Search code examples
gitcontinuous-integrationmsysgitgitosisgit-push

Preventing git push from sending entire repo if not up-to-date


Related question: why does Git send whole repository each time push origin master

The short version: When working with two Git repositories, even if 99% of the commit objects are identical, using git push to send a commit to repository B when origin is set to point to repo A causes all objects (200MB +) to be transferred.

The much longer version: We have a second Git repository set up on our continuous integration server. After we have prepared our commit objects locally, instead of pushing directly to origin/master as one normally would, we instead push our changes to a branch on this second repository. The CI server picks up the new branch, auto-rebases it onto master, runs our integration tests and, if all is well, pushes the branch to origin/master on the master repo.

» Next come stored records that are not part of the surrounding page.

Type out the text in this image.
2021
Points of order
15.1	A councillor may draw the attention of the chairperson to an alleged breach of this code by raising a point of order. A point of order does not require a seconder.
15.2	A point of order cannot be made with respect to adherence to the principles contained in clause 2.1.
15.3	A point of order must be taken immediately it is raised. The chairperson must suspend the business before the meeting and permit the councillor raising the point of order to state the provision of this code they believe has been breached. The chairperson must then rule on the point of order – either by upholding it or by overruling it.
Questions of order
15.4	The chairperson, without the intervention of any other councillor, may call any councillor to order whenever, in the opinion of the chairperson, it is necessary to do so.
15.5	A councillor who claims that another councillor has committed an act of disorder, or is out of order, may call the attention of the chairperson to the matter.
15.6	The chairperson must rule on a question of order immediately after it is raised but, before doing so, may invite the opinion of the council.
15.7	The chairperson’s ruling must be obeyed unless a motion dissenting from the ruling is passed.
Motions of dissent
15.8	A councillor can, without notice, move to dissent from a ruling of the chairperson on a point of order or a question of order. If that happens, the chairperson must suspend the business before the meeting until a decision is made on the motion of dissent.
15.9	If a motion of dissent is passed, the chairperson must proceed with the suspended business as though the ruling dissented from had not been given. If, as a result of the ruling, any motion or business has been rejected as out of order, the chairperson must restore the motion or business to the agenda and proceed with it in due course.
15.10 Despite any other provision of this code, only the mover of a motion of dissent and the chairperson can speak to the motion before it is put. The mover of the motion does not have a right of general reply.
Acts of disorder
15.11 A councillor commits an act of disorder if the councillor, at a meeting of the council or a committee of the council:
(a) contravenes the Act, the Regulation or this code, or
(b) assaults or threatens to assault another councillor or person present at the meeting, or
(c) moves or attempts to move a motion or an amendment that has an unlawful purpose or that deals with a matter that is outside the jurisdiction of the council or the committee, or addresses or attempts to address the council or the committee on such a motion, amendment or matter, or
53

The CI server also periodically calls git fetch to retrieve the latest copy of origin/master from the master repo, in case someone has gone around the CI process and pushed directly.

This works wonderfully, especially if one does a git fetch; git rebase origin/master before pushing to the CI repo; Git only sends the commit objects that are not already in origin/master. If one skips the fetch/rebase step before pushing, the process still works, but Git appears to send, if not all, then a majority of commit objects to the CI repo -- currently more than 200MB worth. (A fresh clone of our repo clocks in at 225MB.)

Are we doing something wrong? Is there a way to correct this behaviour such that Git only sends the commit objects it needs to form the branch on the CI repo? We can obviously work around the issue by doing a pre-push git fetch; git rebase origin/master, but it feels like we should be able to skip that step, especially because pushing directly to the master repo does not present the same problem.

Our repos are served up by Gitosis 0.2, and our clients are overwhelmingly running msysgit 1.7.3.1-preview.


Solution

  • It turns out the simplest solution to this problem is to fetch right before the push:

    $ git fetch origin master
    $ git push user@host:repo.git HEAD:refs/heads/commit128952690069
    

    In our case, it's important to fetch a specific branch into FETCH_HEAD; in this way, the user's local branch state will be unaffected, but we still receive the most up-to-date set of objects from the main repository; the following git push will always have the ancestor commit present when the Git starts to pack objects.

    I did some tooling around with git pack-objects: if one builds a pack file containing the commits <common_ancestor>..HEAD, it only packs as much data as is required:

    $ echo $(git merge-base master origin/master)..HEAD | git pack-objects --revs --thin --stdout --all-progress-implied > packfile
    

    However, issuing git push with the repository in the same state causes all objects to get packed and sent.

    I suspect what happens is that upon connecting to the Git repo, one receives the SHA of the latest revision in the repo -- if Git does not have the commit object represented by that SHA locally, it cannot run git merge-base to determine the common ancestor; therefore, it must send all the objects to the remote repo. If that commit object does exist, then git merge-base succeeds, and the pack file can be built referencing the common ancestor.